Still, there were moments that impressed everyone. Like Toy Soldiers and Mockingbird are deeply emotional and personal tracks where Em laid his heart bare. He touches on the topics of friendship and fatherhood in all his albums including this.
Multiple reviews point out that Encore was just a failed sequel of The Eminem Show, and very few appreciated the level of artistry he maintained. Rap Reviews published this response: “Nevertheless, “Encore” does prove one thing: that even half-trying, Eminem is still better than most of the rappers beside him with plenty of personality to spare. “Encore” actually imitates Eminem’s manic, moody personality, shifting as quick as his temper from “Puke” to “Crazy In Love,” or from “Mosh” to “Mockingbird.” Em spends half his time burning bridges and the other half rebuilding them. Overall the album is really just an encore of the manic-depressiveness you heard on “The Eminem Show.” It’s just more of that rambunctious, raving maniac insulting everyone within ear shot, but hey, isn’t that what you buy an Eminem album for anyway?”

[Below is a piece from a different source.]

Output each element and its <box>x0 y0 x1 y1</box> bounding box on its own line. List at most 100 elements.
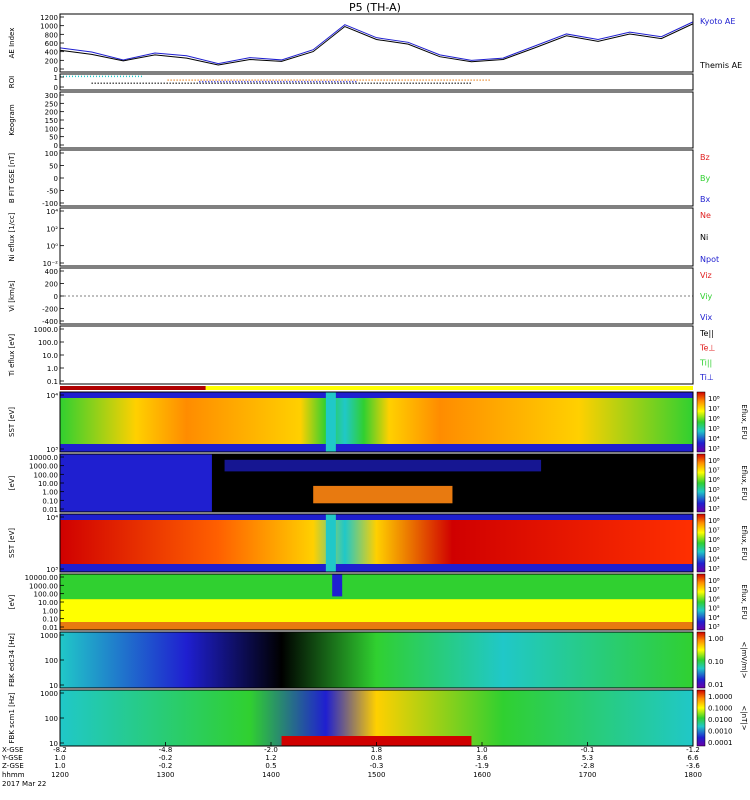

Indeed, no matter how hard critics tried to criticise the album, Marshall played them all on his following albums, we know that now, five albums later. Encore has become a Slim Shady classic and has got platinum four times. On this record Marshall said whatever he deemed important without any fear to be forced out of the game. Many declared that he was just allowed more freedom because he was a “white” rapper, but we think that this is a result of his gift to hit the mark with every word. People exclaim “He’s naughty!”, but deep inside agree with his every sentence. He does not pretend, he is honest.
We do not see this album as the peak of his career. Yes, these beats are already familiar (Never Enough, Yellow Brick Road – we heard something similar on “8 Mile” soundtrack and it’s catchy) but admit that you feel goosebumps when Evil Deeds starts playing. Marshall’s lyrics on some tracks (Ass Like That and Puke) are not up to the standards of the talented hip hop artist. You expect to see powerful lyrics, but this is just not up to par. Until you hear Mosh or Like Toy Soldiers. The album is not consistent, some tracks just call to be skipped. However, we liked guest features (and we would like more of that). We have been missing this massive hip hop support for quite some time. Fyf, Dre, Nate… Featured guests: 10 out of 10.
Would this style be relevant nowadays, 15 years later? It’s difficult to say. Tastes and trends keep changing. However, it is clear that the album is worth remembering even after all these years.
I wonder if there are people who appreciate Encore strongly enough to consider it the best work in Marshall’s career.